Muslim communities in West Africa will be able to watch and listening to news and programmes in Hausa language on BBC.

According to the BBC Hausa Editor, Mansur Liman’s BBC always studies the media landscape and audience behaviour in all its markets and builds its strategy accordingly, so that it can better serve its audiences.

“Use of TV as platform of choice is on the increase in Hausa-speaking areas of West Africa. As parts of a wider BBC strategy, the Hausa television bulletins were launched to complement BBC Hausa’s already existing radio and mobile/online content. We are really proud to be the first among international broadcasters to launch TV content in Hausa,” said Liman.

In an interview African Media Initiative (AMI) Liman stated that since the launch of regular radio programming in 1957, BBC Hausa has gone from strength to strength, becoming a household name for millions of Hausa-speakers. 

“Today BBC Hausa has a weekly reach of around 19.9 million every week on radio (shortwave and FM), online and via mobile phones. BBC World Service is committed to providing unbiased and objective news to as many people as possible around the world, on their platforms of choice. We hope that that the new BBC Hausa television bulletins will further expand and diversify our audience base, whether they watch us on bbchausa.com or via rebroadcasting TV channels in West Africa,” he added. 

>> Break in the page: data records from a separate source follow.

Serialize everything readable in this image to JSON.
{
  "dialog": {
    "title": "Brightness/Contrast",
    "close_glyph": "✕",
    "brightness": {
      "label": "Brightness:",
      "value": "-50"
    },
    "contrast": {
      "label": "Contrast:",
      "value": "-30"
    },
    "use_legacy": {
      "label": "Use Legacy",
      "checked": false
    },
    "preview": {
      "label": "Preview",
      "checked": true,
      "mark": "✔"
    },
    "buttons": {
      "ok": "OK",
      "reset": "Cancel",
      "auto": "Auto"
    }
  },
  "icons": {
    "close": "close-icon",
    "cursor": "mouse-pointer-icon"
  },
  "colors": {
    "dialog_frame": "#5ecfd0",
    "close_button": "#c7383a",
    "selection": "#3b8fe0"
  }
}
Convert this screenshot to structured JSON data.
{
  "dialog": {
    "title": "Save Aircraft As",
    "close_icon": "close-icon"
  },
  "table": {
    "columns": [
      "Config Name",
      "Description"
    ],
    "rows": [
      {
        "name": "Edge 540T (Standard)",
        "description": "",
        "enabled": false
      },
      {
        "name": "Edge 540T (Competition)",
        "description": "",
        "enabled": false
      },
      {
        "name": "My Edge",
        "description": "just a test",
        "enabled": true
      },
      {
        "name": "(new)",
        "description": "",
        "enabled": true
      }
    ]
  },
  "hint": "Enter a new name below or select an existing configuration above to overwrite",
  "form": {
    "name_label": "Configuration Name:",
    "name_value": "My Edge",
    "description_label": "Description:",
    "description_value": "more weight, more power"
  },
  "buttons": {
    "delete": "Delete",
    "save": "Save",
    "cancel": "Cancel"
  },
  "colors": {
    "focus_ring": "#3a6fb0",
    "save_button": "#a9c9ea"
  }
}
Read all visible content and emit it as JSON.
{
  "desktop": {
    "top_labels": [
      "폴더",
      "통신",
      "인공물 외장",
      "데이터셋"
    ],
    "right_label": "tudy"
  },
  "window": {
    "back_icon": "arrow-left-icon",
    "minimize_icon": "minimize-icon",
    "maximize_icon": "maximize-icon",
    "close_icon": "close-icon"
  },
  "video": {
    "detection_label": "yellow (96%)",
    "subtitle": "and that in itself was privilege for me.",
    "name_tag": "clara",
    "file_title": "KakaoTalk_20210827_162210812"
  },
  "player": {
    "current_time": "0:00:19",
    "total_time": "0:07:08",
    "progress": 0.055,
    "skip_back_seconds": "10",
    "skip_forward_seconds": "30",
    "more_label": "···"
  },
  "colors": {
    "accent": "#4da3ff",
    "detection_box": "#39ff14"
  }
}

He explained that BBC is unrivalled in the number of countries they report from, bringing news from more places than any other international broadcaster. Through its correspondents, the BBC brings international and regional news to its audience wherever they are in the world, adding that the BBC Hausa television bulletins with their presenters Aichatou Moussa and Elhadji Diori Coulibaly will do just that, while also placing regional events in the global context.

Touching on covering Boko Haram bombing campaign in Nigeria, Liman said BBC coverage events on their merit. Whenever a big a story happens, the BBC Hausa television bulletin, just as any other BBC news outlet will do its best to bring it to its audience.

He believes that the media landscape in sub-Saharan Africa is rapidly changing, often outpacing reforms by governments in the region. The availability of mobile phones and the growth of connectivity have given the audience alternative ways of accessing and consuming news. News providers are therefore evolving ways to meet these news demands.

“In fact, broadcast media in Africa cannot be lumped under one heading.  While the broadcast media in some African countries has advanced immensely, in other countries there is still much to be done. There are still countries that have not made the switch from analogue to digital broadcasting. Media legislation in some African countries is still too stringent. In many places, there is also a need for capacity building for practitioners,” said BBC Hausa Editor.

He noted that the West African regional market has been ready for BBC Hausa television content, and judging by the initial feedback, the programme has been very well received.

He said BBC will continue to watch the developments in the market to make sure they quickly respond to the needs of Hausa-speaking news seekers.